Le Vieux-Quartier est envahi à son tour, mais les armées Vilmiroises font face à la résistance inattendue des milices du quartiers, épaulés par des émeutes populaires et des mécréants en tout genre, ce qui ralentit la traversée du quartier et laisse vierge de tout assaut la façade sud de la muraille qui cerne le Centre-Ville, permettant aux défenseurs d’accueillir plus sereinement les troupes accumulées dans le Caravansérail dont un Prince Colossal fraie son chemin vers la porte au nord du Sénat. Si la porte ne tient pas longtemps, les défenseurs ne cèdent initialement pas face aux assauts Vilmirois. Ce n’est que lorsqu’une deuxième brèche est faite au sud que l’attention divisée des défenseurs faiblit et permet aux troupes blanches de pénétrer à l’intérieur de l’enceinte.

Alors que le Centre-Ville est entouré des troupes blanches Vilmiroises, un évènement inattendu se produit. Une silhouette massive apparaît à l’horizon à l’ouest, glisse dans les airs jusqu’à prendre pied sur les hauteurs de la Spire du Gouverneur de Bakshaan. Le dragon, Apscalarophoron, n’est inconnu de personne : ses cicatrices témoignent encore du combat qui l’opposa aux armées d’Aubec à l’aube de l’indépendance des hommes. La bataille s’arrête quelques instants, marquée par la stupeur. Le dragon déploie ses ailes et rugit, fracturant la tête de la Spire qui s’écrase sur le Haut-Quartier en-dessous. Certains des hommes, les plus faibles d’esprit, se mettent quelques instants à genoux, contraints par une volonté qui les submerge. Puis le dragon prend son envol et disparaît à l’Est tandis que la bataille reprend. La question de cette apparition, et sa signification, restera un débat longtemps après la fin de la bataille.

La bataille culmine dans les quartiers autour du Sénat, défendus farouchement par la Garde Prétorienne, conjointement aux Blancs-Manteaux, aux troupes d’Ilmar la rivale et à l’armée affaiblie de Bakshaan.
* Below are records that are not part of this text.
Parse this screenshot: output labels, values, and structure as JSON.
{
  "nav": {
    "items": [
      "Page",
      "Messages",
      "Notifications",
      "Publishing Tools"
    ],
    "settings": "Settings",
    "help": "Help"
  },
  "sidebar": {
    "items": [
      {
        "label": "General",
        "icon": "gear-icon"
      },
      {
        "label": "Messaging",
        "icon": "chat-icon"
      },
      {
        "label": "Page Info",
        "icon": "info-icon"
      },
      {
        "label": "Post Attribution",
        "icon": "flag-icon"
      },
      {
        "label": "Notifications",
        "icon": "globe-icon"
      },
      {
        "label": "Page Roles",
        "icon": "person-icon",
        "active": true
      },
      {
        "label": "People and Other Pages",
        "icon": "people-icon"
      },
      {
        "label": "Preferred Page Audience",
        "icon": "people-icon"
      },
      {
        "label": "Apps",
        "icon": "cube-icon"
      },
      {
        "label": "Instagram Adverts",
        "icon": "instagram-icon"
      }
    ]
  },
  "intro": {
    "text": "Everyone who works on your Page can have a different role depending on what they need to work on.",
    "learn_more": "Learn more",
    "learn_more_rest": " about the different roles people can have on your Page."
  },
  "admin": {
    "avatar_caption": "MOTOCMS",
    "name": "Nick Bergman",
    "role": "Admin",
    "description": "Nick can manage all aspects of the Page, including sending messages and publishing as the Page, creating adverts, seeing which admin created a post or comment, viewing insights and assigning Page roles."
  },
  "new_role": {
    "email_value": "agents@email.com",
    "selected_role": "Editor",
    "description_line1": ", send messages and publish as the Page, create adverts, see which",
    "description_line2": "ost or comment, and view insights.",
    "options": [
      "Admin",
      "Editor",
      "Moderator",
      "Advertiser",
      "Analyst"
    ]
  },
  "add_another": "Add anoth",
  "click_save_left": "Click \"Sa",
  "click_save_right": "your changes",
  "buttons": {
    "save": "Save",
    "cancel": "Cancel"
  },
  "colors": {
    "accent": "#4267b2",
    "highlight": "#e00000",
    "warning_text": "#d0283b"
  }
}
A l’extérieur des murs, les troupes Vilmiroises sont défaites par la coalition alliée de la Cité Ambitieuse, ce qui transforme les murailles de la cité en prison pour les troupes à l’intérieur. Dans un baroud d’honneur, une dernière poussée sur le Sénat a lieu, mais la Garde tient en respect les assaillants. Certaines rumeurs disent toutefois qu’une vingtaine d’agents Vilmirois se sont infiltrés dans le palais pendant cet assaut, mais aucun corps ni aucune trace n’en a subsisté par la suite.

L’armée du Vilmir rend les armes au cœur de la nuit. En guise de tribut, la cité de Bakshaan prélève un soldat sur trois qui est fait esclave, tandis que les autres troupes sont libérées en échange du paiement de réparations par le roi Naclôn. La coutume voulant que la moitié des captifs soit transformée en esclave n’est pas ici complètement appliquée, probablement en raison de l’invasion Pan Tangienne qui menace indirectement Bakshaan.

Conséquences

Conforté dans sa capacité à former des alliances et à défendre la cité, Partann est le premier vainqueur de cette bataille qui met fin aux projets d’invasion du Vilmir. Les villes de Fiikri, Sethnos et Sekerat sont libérées dans la foulée.